REVIEW: Secret in Their Eyes Paints by Oscar-Winning Numbers

Juan José Campanella's The Secret in Their Eyes, the Argentinian picture that won this year's Academy Award for Best Foreign-Language Film, is well-acted, nicely constructed and beautiful to look at. Its story -- about a criminal court investigator who begins pursuing a horrific rape and murder case in 1974 that, thanks to a mingling of factors including procedural glitches, judicial mishandling and government corruption, continues to haunt him 25 years later -- is worked out with care. The ending is satisfying and somewhat surprising. In short, there's almost nothing wrong with it.
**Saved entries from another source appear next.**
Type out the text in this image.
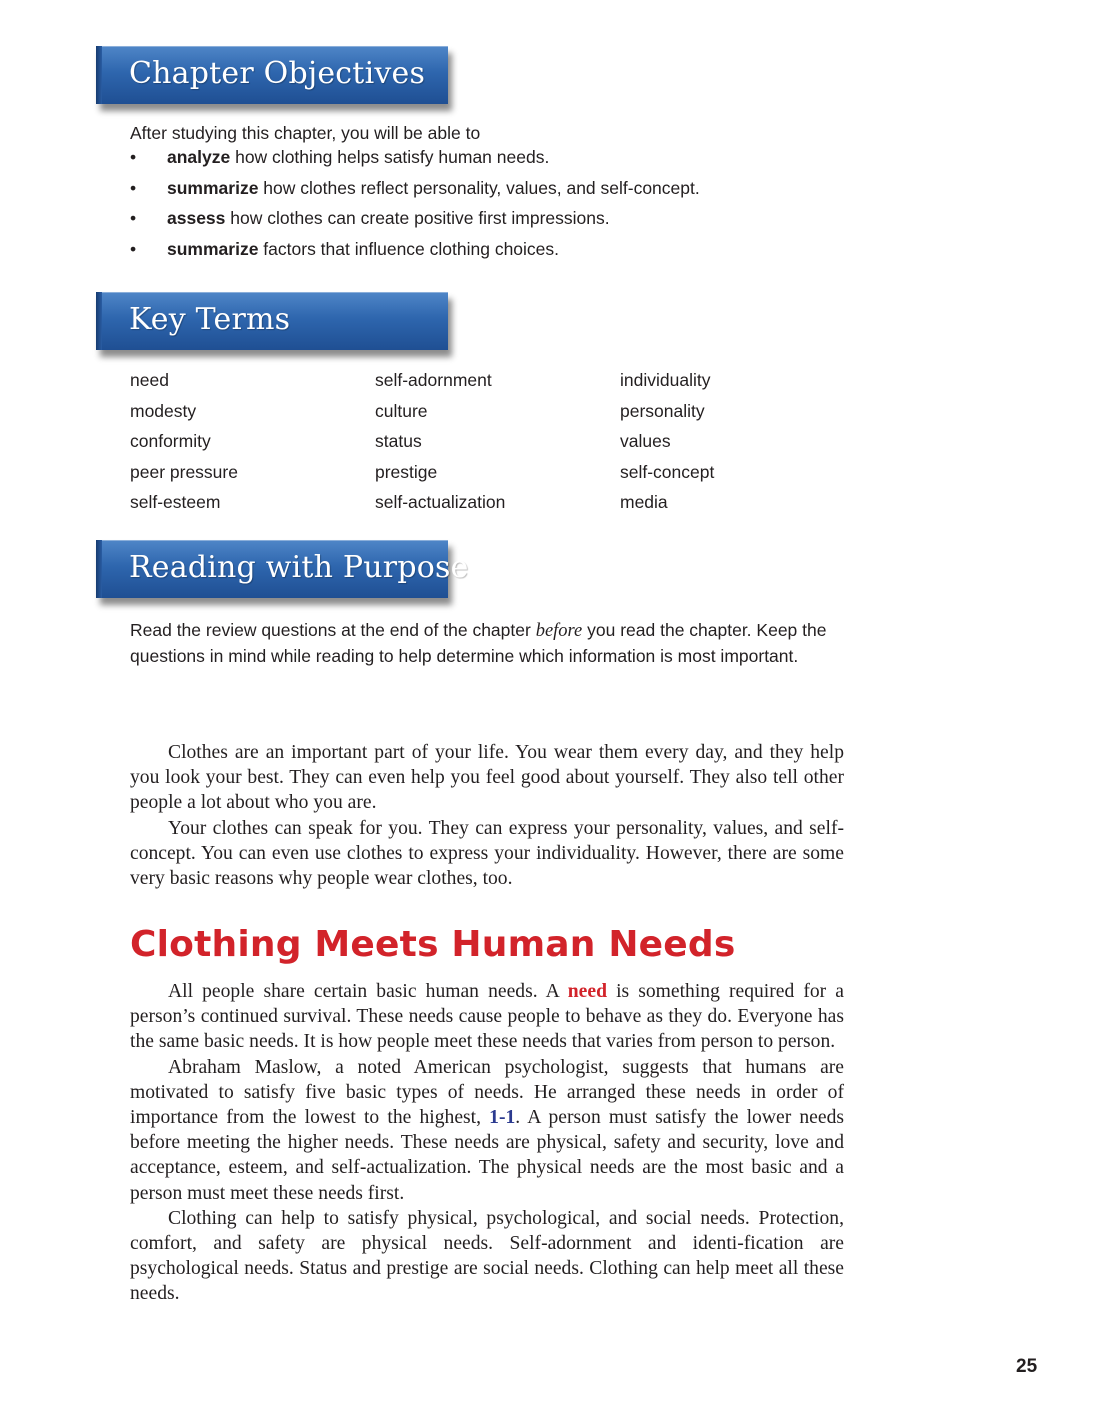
Chapter Objectives
After studying this chapter, you will be able to
• analyze how clothing helps satisfy human needs.
• summarize how clothes reflect personality, values, and self-concept.
• assess how clothes can create positive first impressions.
• summarize factors that influence clothing choices.
Key Terms
need
modesty
conformity
peer pressure
self-esteem
self-adornment
culture
status
prestige
self-actualization
individuality
personality
values
self-concept
media
Reading with Purpose
Read the review questions at the end of the chapter before you read the chapter. Keep the questions in mind while reading to help determine which information is most important.

Clothes are an important part of your life. You wear them every day, and they help you look your best. They can even help you feel good about yourself. They also tell other people a lot about who you are.

Your clothes can speak for you. They can express your personality, values, and self-concept. You can even use clothes to express your individuality. However, there are some very basic reasons why people wear clothes, too.

Clothing Meets Human Needs

All people share certain basic human needs. A need is something required for a person’s continued survival. These needs cause people to behave as they do. Everyone has the same basic needs. It is how people meet these needs that varies from person to person.

Abraham Maslow, a noted American psychologist, suggests that humans are motivated to satisfy five basic types of needs. He arranged these needs in order of importance from the lowest to the highest, 1-1. A person must satisfy the lower needs before meeting the higher needs. These needs are physical, safety and security, love and acceptance, esteem, and self-actualization. The physical needs are the most basic and a person must meet these needs first.

Clothing can help to satisfy physical, psychological, and social needs. Protection, comfort, and safety are physical needs. Self-adornment and identi-fication are psychological needs. Status and prestige are social needs. Clothing can help meet all these needs.

25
Almost.

But it's also a sterling example of the tepid tastefulness that so often (though not always) characterizes the winners of, and many of the nominees for, the Foreign-Language Film Oscar. The nominees often come as a surprise even to critics who schlep from festival to festival worldwide, month after month, chasing down obscure and interesting films as part of their jobs. That's partly because the rules governing the Academy's final choice are complicated and somewhat hazy: Individual countries submit their own nominees for the category; the list is then narrowed down by a group of elves working round the clock in a supersecret hollow-tree location. There's just no getting around that it's a strange award to begin with, Hollywood's catch-all category for Movies Made Everywhere Else. And there's no way any short list of nominees can capture the range and depth of movies made everywhere else.

So don't feel guilty if The Secret in Their Eyes underwhelms you, as it did me. But I also doubt many people will see this film and feel that they've truly suffered. Though his movie is tasteful, Campanella -- whose 2001 Son of the Bride was also nominated for an Academy Award -- takes care to keep its understated elegance from tipping into boredom territory. The story -- which is based on a novel by Eduardo Sacheri -- opens in the late 1990s, just as its protagonist, Benjamin Espósito (the darkly handsome, if vaguely lizardlike, Ricardo Darin), has retired from his criminal-investigator perch. He tries his hand at writing fiction, but making stuff up can't compete with the shadowy, unresolved murder case that still haunts him: In his younger years, while investigating that murder, he struck up a casual but intense friendship with the victim's husband, Morales (Pablo Rago), whose passionate and unwavering love for his late wife struck Espósito deeply. That's partly because Espósito doesn't really understand love himself: For a while he's been secretly -- although you don't have to be watching too closely to see that secret in his eyes -- in love with his boss, a judge named Irene (Soledad Villamil). His eternally sozzled partner, Sandoval (Guillermo Francella, a well-known Argentinian comic actor), is the only one who knows the extent of his devotion.

Because the story shifts between the mid-'70s and the late-'90s, we get to see two versions of Espósito and Irene, the youthful, moderately idealistic versions (although Espósito is a little older than his romantic counterpart) and the older ones, people who have made choices in life that have disappointed them. That gives both actors a nicely varied palette to work with, and they rise to the challenge: Villamil, in particular, vests her character with slow-burning intrigue. As the young Irene -- a smoldering looker with fabulous Ali McGraw hair -- she's serene and confident but also stern. After Espósito messes up on the job, she tells him how she smoothed things over with the higher-ups by flashing her most irresistible smile. When he teasingly, and a little boldly, asks why he hasn't seen that smile, she shoots back, "I save it for my boyfriend." And then, after a beat, she adds the killer coda, "As I should."

The cinematography here, by Félix Monti, is low-key and gorgeous; Monti's burnished colors make even everyday interiors, like modest apartments and nondescript workplaces, look sufficiently cinematic. Regardless, this isn't a movie that's nice to look at because it has pretty scenery; the faces are the scenery, and Campanella and Monti know it.

The Secret in Their Eyes is something of a toned-down counterpart to Niels Arden Oplev's recent The Girl with the Dragon Tattoo, only with more romance, a lot less violence and many fewer forensic photos. And for that, it's probably the better film: It trades in gently simmering suspense rather than flashy transgressiveness. The Secret in Their Eyes isn't bad. But I wonder if it would garner much attention if it hadn't won that Oscar. It's like celebrating a dull colleague who's worked long and hard, with unwavering efficiency and devotion. Decency compels you to pay a little attention. Excitement has nothing to do with it.